Eski MİT mensubu rahmetli Mahir Kaynak’ın “yaşanan önemli olayların kim tarafından ve neden yapıldığını anlamak istiyorsanız Yapılan işin kime yaradığına bakmanız gerekir” diye bir izahı vardı.

12 Eylül 80’den sonra ülkemizde ve ülkemiz çevresinde yaşananları incelediğimizde hayatımızın her anında bir ABD etkisi görürüz.

Turgut Özal’la başlayan bu güne kadar süregelen tam ABD endeksli hükümetlerle yönetiliyoruz.

12 Eylül 80’in hemen akabinde darbecilerin ABD’ye verdikleri söz üzerine komşumuz Yunanistan NATO’nun askeri kanadına dahil edildi.

Bu gün Aoğu Akdeniz’de yaşadıklarımıza bakıldığında NATO dışındaki Yunanistan ile NATO içindeki Yunanistan farkını analiz edebiliriz.

80 öncesinde Sovyetlerdeki ekonomik çöküntü sinyalleri görülmekte idi ve Sovyetlerin parçalanma ihtimali ciddi bir olgu idi (Aslında Sovyetlerin bir gün dağılacağını ilk gören Atatürk idi ve Nahçivan’la olan 10 kilometrelik sınır o zamanın şartlarında Türk dünyası ile geçiş yolu olsun diye mutlak temin edilmiştir)

Sovyetler parçalanınca tabii olarak Orta Asya’da Türk devletleri kurulacak ve güçlü bir Türkiye dünya ölçeğinde yükselen milliyetçilik fikirleriyle Türk birliğinin başat aktörü öncüsü olabilirdi.
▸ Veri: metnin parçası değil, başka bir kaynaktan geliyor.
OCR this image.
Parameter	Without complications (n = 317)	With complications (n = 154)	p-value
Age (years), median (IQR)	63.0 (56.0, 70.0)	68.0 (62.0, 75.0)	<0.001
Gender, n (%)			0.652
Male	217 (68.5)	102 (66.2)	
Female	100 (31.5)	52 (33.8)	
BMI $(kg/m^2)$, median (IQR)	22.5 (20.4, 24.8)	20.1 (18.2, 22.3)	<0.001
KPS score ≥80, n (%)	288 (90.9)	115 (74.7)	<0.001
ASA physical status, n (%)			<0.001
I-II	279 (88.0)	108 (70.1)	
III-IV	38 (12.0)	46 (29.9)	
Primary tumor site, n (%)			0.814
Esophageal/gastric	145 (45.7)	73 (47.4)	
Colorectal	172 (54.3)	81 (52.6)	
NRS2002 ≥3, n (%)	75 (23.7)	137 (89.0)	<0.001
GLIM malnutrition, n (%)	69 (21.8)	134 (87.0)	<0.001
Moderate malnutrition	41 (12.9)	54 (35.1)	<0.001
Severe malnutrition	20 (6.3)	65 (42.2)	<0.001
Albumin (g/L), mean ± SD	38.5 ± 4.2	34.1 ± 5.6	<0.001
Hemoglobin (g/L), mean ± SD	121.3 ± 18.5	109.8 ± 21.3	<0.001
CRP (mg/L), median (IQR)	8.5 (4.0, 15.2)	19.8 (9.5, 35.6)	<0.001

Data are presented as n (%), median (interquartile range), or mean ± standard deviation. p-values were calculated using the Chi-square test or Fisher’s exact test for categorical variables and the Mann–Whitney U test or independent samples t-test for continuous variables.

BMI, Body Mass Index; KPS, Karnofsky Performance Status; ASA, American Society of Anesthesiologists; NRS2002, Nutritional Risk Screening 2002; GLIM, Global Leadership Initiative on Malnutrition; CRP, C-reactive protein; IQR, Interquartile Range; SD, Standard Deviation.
Güçlü bir Türk birliği dünya ekonomisinin önemli bir gücü olabilir ve ABD’nin emperyalist hedeflerine engel olabilirdi.

12 Eylül’e kadar yaşanan Türk genliğinin birbirini kırması ülkemizin gençliğindeki lider kadroların ya canını alarak ya da yıllarca cezaevlerinde yatırarak Türkiye’nin yetişmiş lider yönetici kadrolarından mahrum kalmasına ve çoraklaşmasına sebep olmuştur.
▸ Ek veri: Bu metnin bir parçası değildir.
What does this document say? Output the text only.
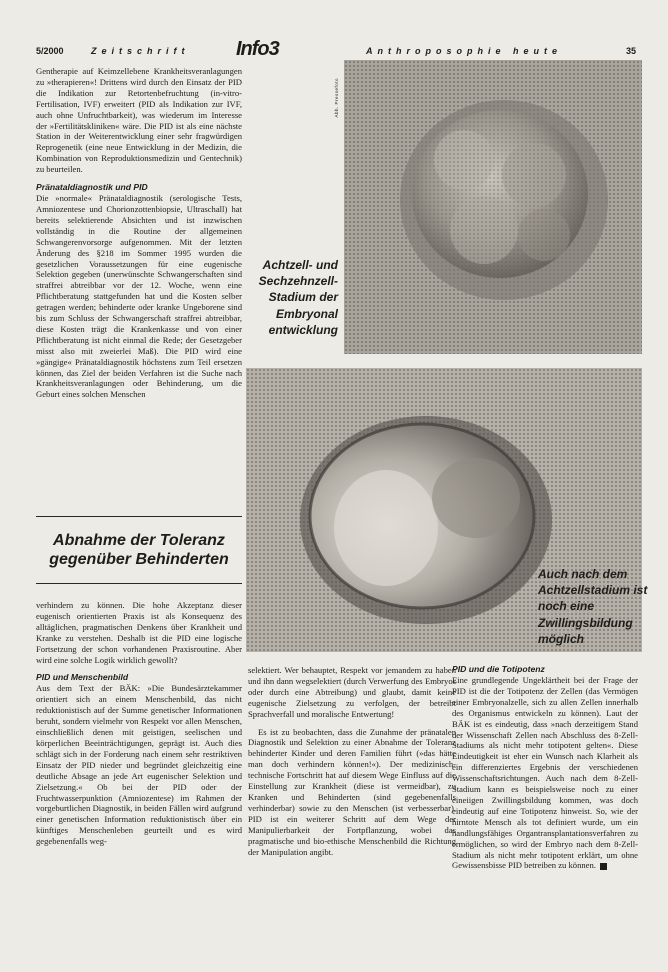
5/2000	Zeitschrift Info3	Anthroposophie heute	35

Gentherapie auf Keimzellebene Krankheitsveranlagungen zu »therapieren«! Drittens wird durch den Einsatz der PID die Indikation zur Retortenbefruchtung (in-vitro-Fertilisation, IVF) erweitert (PID als Indikation zur IVF, auch ohne Unfruchtbarkeit), was wiederum im Interesse der »Fertilitätskliniken« wäre. Die PID ist als eine nächste Station in der Weiterentwicklung einer sehr fragwürdigen Reprogenetik (eine neue Entwicklung in der Medizin, die Kombination von Reproduktionsmedizin und Gentechnik) zu beurteilen.

Pränataldiagnostik und PID

Die »normale« Pränataldiagnostik (serologische Tests, Amniozentese und Chorionzottenbiopsie, Ultraschall) hat bereits selektierende Absichten und ist inzwischen vollständig in die Routine der allgemeinen Schwangerenvorsorge aufgenommen. Mit der letzten Änderung des §218 im Sommer 1995 wurden die gesetzlichen Voraussetzungen für eine eugenische Selektion gegeben (unerwünschte Schwangerschaften sind straffrei abtreibbar vor der 12. Woche, wenn eine Pflichtberatung stattgefunden hat und die Kosten selber getragen werden; behinderte oder kranke Ungeborene sind bis zum Schluss der Schwangerschaft straffrei abtreibbar, diese Kosten trägt die Krankenkasse und von einer Pflichtberatung ist nicht einmal die Rede; der Gesetzgeber misst also mit zweierlei Maß). Die PID wird eine »gängige« Pränataldiagnostik höchstens zum Teil ersetzen können, das Ziel der beiden Verfahren ist die Suche nach Krankheitsveranlagungen oder Behinderung, um die Geburt eines solchen Menschen

Abnahme der Toleranz gegenüber Behinderten

verhindern zu können. Die hohe Akzeptanz dieser eugenisch orientierten Praxis ist als Konsequenz des alltäglichen, pragmatischen Denkens über Krankheit und Kranke zu verstehen. Deshalb ist die PID eine logische Fortsetzung der schon vorhandenen Praxisroutine. Aber wird eine solche Logik wirklich gewollt?

PID und Menschenbild

Aus dem Text der BÄK: »Die Bundesärztekammer orientiert sich an einem Menschenbild, das nicht reduktionistisch auf der Summe genetischer Informationen beruht, sondern vielmehr von Respekt vor allen Menschen, einschließlich denen mit geistigen, seelischen und körperlichen Beeinträchtigungen, geprägt ist. Auch dies schlägt sich in der Forderung nach einem sehr restriktiven Einsatz der PID nieder und begründet gleichzeitig eine deutliche Absage an jede Art eugenischer Selektion und Zielsetzung.« Ob bei der PID oder der Fruchtwasserpunktion (Amniozentese) im Rahmen der vorgeburtlichen Diagnostik, in beiden Fällen wird aufgrund einer genetischen Information reduktionistisch über ein künftiges Menschenleben geurteilt und es wird gegebenenfalls weg-

Abb. Pressefoto
Achtzell- und Sechzehnzell-Stadium der Embryonal entwicklung
Auch nach dem Achtzellstadium ist noch eine Zwillingsbildung möglich

selektiert. Wer behauptet, Respekt vor jemandem zu haben und ihn dann wegselektiert (durch Verwerfung des Embryos oder durch eine Abtreibung) und glaubt, damit keine eugenische Zielsetzung zu verfolgen, der betreibt Sprachverfall und moralische Entwertung!

Es ist zu beobachten, dass die Zunahme der pränatalen Diagnostik und Selektion zu einer Abnahme der Toleranz behinderter Kinder und deren Familien führt (»das hätte man doch verhindern können!«). Der medizinisch-technische Fortschritt hat auf diesem Wege Einfluss auf die Einstellung zur Krankheit (diese ist vermeidbar), zu Kranken und Behinderten (sind gegebenenfalls verhinderbar) sowie zu den Menschen (ist verbesserbar). PID ist ein weiterer Schritt auf dem Wege der Manipulierbarkeit der Fortpflanzung, wobei das pragmatische und bio-ethische Menschenbild die Richtung der Manipulation angibt.

PID und die Totipotenz

Eine grundlegende Ungeklärtheit bei der Frage der PID ist die der Totipotenz der Zellen (das Vermögen einer Embryonalzelle, sich zu allen Zellen innerhalb des Organismus entwickeln zu können). Laut der BÄK ist es eindeutig, dass »nach derzeitigem Stand der Wissenschaft Zellen nach Abschluss des 8-Zell-Stadiums als nicht mehr totipotent gelten«. Diese Eindeutigkeit ist eher ein Wunsch nach Klarheit als ein differenziertes Ergebnis der verschiedenen Wissenschaftsrichtungen. Auch nach dem 8-Zell-Stadium kann es beispielsweise noch zu einer eineiigen Zwillingsbildung kommen, was doch eindeutig auf eine Totipotenz hinweist. So, wie der hirntote Mensch als tot definiert wurde, um ein handlungsfähiges Organtransplantationsverfahren zu ermöglichen, so wird der Embryo nach dem 8-Zell-Stadium als nicht mehr totipotent erklärt, um ohne Gewissensbisse PID betreiben zu können.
Bu günde değişen bir şey yoktur ülkemizin yetişmiş değerli gençleri yüzde 65 oranında hayatını Türkiye dışında geçirmek istemektedir.
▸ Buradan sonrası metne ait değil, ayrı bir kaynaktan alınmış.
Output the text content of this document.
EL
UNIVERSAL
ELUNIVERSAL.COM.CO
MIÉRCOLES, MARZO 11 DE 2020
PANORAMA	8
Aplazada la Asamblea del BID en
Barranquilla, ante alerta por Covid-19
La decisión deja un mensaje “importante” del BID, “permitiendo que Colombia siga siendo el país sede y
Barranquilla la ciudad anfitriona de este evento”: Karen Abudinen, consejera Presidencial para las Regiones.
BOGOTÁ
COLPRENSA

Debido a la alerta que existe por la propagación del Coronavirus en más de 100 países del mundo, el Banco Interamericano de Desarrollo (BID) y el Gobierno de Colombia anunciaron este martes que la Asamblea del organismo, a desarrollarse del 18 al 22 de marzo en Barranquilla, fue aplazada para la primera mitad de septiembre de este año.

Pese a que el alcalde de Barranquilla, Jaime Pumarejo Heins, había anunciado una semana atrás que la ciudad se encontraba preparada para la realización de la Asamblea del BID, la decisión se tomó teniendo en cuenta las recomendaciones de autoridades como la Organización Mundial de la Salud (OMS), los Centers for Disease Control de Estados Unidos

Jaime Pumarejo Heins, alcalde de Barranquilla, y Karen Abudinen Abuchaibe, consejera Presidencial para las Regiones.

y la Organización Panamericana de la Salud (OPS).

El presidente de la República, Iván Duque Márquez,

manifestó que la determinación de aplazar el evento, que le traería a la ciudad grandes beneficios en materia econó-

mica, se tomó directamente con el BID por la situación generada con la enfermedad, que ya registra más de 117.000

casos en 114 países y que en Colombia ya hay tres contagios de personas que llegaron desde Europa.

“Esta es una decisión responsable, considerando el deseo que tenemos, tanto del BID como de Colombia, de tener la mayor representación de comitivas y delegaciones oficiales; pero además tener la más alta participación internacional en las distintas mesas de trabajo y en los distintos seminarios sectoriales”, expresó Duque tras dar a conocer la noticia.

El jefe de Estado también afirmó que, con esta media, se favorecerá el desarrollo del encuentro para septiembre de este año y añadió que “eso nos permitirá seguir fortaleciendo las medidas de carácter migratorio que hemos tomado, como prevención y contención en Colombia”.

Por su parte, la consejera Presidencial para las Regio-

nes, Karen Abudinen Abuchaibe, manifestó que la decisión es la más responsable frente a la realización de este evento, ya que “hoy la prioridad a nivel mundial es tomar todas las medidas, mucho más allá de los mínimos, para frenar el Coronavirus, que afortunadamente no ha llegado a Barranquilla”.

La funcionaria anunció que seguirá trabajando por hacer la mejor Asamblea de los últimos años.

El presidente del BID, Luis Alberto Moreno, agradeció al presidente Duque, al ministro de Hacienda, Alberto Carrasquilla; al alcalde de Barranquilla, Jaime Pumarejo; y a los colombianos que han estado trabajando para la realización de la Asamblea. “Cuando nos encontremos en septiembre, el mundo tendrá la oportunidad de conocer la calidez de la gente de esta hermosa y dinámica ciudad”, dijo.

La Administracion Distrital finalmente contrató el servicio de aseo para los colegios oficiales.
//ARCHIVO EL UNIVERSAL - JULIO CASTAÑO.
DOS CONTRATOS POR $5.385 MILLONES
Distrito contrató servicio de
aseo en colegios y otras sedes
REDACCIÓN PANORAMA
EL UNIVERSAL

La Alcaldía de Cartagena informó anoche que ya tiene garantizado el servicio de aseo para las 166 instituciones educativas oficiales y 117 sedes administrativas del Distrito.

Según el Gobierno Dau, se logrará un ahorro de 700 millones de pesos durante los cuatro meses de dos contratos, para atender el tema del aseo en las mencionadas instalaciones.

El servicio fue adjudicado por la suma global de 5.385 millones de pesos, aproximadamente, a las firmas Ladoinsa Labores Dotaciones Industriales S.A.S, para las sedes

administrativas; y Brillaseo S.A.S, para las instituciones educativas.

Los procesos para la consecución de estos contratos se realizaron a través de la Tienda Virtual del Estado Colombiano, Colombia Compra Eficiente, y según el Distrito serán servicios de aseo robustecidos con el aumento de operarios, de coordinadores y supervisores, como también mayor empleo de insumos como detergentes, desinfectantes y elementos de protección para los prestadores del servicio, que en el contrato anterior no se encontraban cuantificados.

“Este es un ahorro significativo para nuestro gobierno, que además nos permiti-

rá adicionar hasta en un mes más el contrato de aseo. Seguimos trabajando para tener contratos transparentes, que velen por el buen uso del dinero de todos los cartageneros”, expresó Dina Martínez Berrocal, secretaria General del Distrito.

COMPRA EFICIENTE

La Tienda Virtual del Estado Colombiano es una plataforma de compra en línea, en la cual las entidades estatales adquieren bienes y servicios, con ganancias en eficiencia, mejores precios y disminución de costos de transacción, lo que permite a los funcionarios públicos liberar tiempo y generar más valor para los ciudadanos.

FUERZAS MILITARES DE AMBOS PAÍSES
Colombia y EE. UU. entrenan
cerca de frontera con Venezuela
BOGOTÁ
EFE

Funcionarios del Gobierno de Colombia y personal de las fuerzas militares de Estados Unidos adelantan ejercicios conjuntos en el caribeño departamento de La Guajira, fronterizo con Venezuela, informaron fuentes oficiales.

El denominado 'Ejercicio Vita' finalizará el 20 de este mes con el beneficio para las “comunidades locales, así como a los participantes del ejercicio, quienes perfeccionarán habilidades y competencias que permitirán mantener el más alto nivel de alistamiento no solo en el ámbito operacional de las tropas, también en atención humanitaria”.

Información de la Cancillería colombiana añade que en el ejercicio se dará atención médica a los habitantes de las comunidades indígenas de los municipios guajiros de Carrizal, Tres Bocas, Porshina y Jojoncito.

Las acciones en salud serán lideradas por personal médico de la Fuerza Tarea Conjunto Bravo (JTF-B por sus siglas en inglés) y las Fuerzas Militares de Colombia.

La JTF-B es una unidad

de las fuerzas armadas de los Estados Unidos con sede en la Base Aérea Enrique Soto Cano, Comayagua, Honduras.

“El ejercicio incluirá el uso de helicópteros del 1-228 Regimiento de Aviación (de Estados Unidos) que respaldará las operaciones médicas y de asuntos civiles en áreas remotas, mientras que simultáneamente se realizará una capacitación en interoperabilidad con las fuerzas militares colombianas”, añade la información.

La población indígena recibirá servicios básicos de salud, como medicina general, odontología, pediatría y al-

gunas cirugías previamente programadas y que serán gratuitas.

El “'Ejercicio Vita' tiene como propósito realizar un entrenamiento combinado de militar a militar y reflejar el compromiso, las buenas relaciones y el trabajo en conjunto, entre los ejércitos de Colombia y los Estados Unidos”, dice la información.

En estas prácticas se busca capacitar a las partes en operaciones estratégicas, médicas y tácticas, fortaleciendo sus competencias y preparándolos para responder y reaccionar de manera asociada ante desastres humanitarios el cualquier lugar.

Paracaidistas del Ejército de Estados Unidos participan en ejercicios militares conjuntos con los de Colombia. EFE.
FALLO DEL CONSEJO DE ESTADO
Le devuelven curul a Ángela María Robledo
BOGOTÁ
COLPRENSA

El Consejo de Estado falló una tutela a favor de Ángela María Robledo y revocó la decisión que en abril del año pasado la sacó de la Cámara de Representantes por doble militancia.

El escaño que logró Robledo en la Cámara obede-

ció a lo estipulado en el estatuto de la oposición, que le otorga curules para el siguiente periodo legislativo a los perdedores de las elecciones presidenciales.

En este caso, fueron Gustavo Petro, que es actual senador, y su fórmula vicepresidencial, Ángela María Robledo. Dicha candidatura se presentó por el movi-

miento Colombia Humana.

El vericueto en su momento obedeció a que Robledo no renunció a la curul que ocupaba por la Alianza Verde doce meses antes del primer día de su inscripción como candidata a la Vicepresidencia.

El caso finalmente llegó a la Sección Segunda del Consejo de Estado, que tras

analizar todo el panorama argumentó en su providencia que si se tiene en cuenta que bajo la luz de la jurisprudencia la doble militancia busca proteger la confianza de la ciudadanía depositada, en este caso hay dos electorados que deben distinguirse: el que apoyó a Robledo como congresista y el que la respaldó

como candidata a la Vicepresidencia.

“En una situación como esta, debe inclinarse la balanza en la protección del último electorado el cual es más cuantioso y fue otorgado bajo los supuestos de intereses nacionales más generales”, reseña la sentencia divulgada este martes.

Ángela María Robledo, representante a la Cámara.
12 Eylül’den sonra ABD kurduğu PKK suç örgütünün yıllarca yaptığı terör sonucu binlerce gencimizin toprağa düşüp şehit olmasına ve bir hesaplamaya göre yaklaşık 300 milyar dolar fazladan harcama yapmamıza sebep olmuş olduğu gibi ülkemizin güneyinde bir koridor devlet kurulma noktasına getirmiştir.

12 Eylül 80 sonrası emperyalizmin uyguladığı politikalar 2000’li yılların başında “Büyük Ortadoğu Projesi “ adıyla devam etmiş ve halen de ediyor.

12 Eylül 80 ne bir sondur nede bir başlangıçtır, emperyalizm tren yolunun bir ara istasyonudur.

Bundan sonra yakamızdan tutulup sarsılmak istemiyorsak, çocuklarımızın güvenli ve sağlıklı bir ortamda yaşamasını istiyorsak, bizden sonraki nesillerin fikri hür vicdanı hür irfanı hür zengin bireyler olarak ömür geçirmesini istiyorsak, yaşadığımız topraklarda millet olarak ilelebet bağımsız yaşamak istiyorsak, Dünya Türklüğü ile dilde işte fikirde birlik kurup yaşamak istiyorsak, ABD’nin veya başka emperyal güçlerin “bizim çocuklar” veya “dostlarımız” dedikleri insanları ABD askerlerine dua edenleri BOP eş başkanlarını iyi tanıyalım.

Bilelim ki bu topraklarda onların çocukları hiç bitmeyecek.

Ama Oğuzda da er tükenmeyecek.

Oğuz erlerini ayağa kaldıralım devletimizin yönetimini mutlaka ama mutlaka bir Türk e emanet edelim.